Cleaning For A Reason
- Company type: Nonprofit
- Founders: Debbie Sardone
- Headquarters: Lewisville
- Area served: United States, Canada
- Key people: Mike Gies
- Website: cleaningforareason.org

= Cleaning For A Reason =

Nonprofit organization providing free house cleaning for cancer patients

Cleaning for a Reason is a nonprofit organization that provides free house cleaning for cancer patients. It was founded by American businesswoman Debbie Sardone whose mother is a cancer survivor. Since its founding in 2006, Cleaning For A Reason has helped over 50,000 families battling cancer with free house cleaning services valued at over $17M. Over 1,200 maid services are part of the Cleaning for a Reason network.

Debbie Sardone started the organization after she received a phone call from a woman who was undergoing chemotherapy.

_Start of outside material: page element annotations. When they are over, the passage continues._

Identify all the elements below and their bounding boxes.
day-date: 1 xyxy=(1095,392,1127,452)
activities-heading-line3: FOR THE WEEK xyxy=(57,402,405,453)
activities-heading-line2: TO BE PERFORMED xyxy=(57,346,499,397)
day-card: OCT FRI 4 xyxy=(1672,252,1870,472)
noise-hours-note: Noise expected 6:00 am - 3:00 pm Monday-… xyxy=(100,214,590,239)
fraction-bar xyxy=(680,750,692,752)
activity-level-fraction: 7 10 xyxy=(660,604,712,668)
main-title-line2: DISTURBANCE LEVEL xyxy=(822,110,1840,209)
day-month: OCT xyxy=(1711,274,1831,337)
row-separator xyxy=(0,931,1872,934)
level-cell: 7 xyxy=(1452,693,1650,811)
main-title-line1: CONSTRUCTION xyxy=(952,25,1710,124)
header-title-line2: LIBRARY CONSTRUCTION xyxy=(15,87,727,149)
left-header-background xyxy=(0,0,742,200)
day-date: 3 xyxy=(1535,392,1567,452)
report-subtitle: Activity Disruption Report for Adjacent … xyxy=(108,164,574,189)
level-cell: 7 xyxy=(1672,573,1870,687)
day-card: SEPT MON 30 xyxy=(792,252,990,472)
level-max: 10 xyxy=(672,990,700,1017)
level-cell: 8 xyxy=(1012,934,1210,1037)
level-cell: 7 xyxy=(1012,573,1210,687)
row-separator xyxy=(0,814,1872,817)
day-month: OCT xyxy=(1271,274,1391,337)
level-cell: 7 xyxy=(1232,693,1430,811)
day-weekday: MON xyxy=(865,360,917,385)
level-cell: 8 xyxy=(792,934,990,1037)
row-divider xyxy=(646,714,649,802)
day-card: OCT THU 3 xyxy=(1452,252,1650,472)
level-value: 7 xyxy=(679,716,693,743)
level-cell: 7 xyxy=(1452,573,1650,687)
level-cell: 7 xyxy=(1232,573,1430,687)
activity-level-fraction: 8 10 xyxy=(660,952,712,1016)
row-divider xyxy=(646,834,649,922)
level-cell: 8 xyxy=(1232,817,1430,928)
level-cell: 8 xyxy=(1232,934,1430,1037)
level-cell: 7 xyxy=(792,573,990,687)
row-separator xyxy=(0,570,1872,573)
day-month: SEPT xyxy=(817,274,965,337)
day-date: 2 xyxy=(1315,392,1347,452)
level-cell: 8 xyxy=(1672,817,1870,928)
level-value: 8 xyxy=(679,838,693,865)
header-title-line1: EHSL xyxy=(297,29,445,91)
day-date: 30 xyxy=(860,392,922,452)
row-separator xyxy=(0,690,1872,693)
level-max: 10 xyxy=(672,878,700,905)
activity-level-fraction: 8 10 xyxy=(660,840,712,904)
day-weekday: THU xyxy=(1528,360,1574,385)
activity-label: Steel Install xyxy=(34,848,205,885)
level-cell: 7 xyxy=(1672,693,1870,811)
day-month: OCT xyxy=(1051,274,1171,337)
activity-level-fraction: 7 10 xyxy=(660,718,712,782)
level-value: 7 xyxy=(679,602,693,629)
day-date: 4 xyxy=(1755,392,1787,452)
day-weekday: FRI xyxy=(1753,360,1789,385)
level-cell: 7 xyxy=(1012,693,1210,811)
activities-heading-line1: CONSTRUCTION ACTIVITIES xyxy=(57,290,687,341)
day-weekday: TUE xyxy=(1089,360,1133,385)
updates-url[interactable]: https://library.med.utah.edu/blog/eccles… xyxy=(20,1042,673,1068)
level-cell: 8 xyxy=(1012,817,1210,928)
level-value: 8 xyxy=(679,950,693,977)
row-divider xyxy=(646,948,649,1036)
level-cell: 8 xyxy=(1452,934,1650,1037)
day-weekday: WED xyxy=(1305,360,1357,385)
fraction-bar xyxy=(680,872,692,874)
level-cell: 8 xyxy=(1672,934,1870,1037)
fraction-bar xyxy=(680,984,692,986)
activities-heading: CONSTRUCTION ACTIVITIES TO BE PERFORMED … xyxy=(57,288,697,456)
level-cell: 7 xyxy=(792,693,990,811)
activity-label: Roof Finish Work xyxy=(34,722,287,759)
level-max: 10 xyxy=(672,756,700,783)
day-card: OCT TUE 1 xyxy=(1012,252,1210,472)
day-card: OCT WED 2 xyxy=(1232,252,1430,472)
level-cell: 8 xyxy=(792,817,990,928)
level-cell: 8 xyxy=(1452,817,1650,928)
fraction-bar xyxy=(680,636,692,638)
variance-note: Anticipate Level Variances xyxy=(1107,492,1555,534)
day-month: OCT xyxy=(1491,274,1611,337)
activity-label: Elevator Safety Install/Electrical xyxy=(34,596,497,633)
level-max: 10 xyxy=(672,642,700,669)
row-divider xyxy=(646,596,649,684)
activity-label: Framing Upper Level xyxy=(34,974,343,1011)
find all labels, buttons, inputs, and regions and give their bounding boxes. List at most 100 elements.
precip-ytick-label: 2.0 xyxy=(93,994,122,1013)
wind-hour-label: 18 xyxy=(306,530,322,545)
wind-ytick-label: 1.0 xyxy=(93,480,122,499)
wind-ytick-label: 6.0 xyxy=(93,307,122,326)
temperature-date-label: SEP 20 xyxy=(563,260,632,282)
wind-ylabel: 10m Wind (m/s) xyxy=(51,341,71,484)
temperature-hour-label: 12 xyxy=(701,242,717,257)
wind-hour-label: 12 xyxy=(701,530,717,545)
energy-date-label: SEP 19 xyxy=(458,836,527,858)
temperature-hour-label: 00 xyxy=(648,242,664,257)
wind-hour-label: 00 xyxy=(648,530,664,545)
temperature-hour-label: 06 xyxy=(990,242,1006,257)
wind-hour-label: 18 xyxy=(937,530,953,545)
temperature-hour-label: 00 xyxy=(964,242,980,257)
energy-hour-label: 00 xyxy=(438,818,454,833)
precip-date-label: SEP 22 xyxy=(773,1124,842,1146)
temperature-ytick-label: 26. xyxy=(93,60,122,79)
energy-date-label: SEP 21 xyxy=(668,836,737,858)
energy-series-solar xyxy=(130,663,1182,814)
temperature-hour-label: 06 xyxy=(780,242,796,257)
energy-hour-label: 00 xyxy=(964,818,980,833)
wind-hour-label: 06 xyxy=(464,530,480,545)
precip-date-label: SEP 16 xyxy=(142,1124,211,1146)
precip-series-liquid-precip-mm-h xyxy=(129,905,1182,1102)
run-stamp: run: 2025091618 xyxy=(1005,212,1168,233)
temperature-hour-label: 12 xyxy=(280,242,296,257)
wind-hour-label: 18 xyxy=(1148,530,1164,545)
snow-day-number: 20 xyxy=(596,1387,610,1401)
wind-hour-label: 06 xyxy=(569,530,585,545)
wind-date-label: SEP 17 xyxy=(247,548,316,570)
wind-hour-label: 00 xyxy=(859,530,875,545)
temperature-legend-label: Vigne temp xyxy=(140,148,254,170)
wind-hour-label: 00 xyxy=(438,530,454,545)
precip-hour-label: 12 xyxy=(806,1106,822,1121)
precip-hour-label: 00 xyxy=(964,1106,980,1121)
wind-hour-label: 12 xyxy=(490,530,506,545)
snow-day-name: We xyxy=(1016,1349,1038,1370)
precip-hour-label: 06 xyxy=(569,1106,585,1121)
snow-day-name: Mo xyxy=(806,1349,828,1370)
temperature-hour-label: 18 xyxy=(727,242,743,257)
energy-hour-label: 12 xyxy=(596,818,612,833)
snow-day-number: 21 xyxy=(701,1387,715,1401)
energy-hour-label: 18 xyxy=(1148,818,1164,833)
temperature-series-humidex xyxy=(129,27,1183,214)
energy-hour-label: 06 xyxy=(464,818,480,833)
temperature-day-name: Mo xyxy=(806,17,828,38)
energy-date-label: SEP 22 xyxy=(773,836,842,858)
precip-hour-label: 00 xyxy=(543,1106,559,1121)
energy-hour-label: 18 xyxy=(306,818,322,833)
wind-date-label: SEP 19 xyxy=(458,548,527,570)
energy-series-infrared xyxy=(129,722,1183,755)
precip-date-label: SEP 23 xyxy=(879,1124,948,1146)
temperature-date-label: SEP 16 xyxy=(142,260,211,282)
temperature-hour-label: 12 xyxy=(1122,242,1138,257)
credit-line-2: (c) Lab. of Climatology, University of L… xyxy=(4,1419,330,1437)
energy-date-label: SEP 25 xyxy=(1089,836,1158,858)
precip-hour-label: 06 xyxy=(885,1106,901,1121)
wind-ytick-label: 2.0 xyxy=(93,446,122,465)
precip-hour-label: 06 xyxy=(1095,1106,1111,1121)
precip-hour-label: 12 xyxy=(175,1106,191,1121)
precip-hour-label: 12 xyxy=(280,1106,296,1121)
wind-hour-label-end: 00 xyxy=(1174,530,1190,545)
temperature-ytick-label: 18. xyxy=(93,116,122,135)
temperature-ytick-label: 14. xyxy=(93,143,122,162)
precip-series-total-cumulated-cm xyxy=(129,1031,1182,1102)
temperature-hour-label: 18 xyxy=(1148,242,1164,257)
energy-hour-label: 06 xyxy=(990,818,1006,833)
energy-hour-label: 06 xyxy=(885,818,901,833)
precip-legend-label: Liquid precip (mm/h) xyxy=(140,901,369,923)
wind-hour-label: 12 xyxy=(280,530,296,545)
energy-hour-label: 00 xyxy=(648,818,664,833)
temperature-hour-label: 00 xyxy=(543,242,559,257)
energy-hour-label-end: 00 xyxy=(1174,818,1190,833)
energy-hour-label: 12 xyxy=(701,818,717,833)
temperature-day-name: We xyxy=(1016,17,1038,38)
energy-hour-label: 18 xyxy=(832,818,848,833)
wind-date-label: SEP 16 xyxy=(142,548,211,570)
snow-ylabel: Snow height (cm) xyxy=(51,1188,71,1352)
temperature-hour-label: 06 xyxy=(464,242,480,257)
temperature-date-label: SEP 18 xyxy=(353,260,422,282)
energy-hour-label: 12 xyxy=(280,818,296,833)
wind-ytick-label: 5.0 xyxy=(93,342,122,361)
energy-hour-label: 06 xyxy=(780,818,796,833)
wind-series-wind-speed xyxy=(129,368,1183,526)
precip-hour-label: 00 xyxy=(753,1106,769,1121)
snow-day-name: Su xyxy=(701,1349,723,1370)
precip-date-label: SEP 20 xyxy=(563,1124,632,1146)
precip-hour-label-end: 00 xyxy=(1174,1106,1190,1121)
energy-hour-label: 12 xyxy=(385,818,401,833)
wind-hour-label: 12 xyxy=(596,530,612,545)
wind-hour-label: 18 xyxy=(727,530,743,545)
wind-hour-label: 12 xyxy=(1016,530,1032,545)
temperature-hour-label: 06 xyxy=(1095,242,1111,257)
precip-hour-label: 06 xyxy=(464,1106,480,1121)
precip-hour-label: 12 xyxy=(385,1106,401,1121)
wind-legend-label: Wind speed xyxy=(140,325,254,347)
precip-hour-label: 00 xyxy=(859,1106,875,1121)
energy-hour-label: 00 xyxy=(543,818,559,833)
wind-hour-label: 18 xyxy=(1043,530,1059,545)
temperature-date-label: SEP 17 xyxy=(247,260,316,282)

She inquired about her house cleaning services but couldn't afford the cost because she was unemployed due to her cancer treatment.

Cleaning for a Reason was adopted by ISSA Charities, the charitable arm of ISSA, The Worldwide Cleaning Industry Association. To apply for services, to join as a cleaning partner, or to support the work of Cleaning for a Reason, visit cleaningforareason.org.

In 2015, Cleaning For A Reason was the subject of an Alt.news 26:46 documentary film.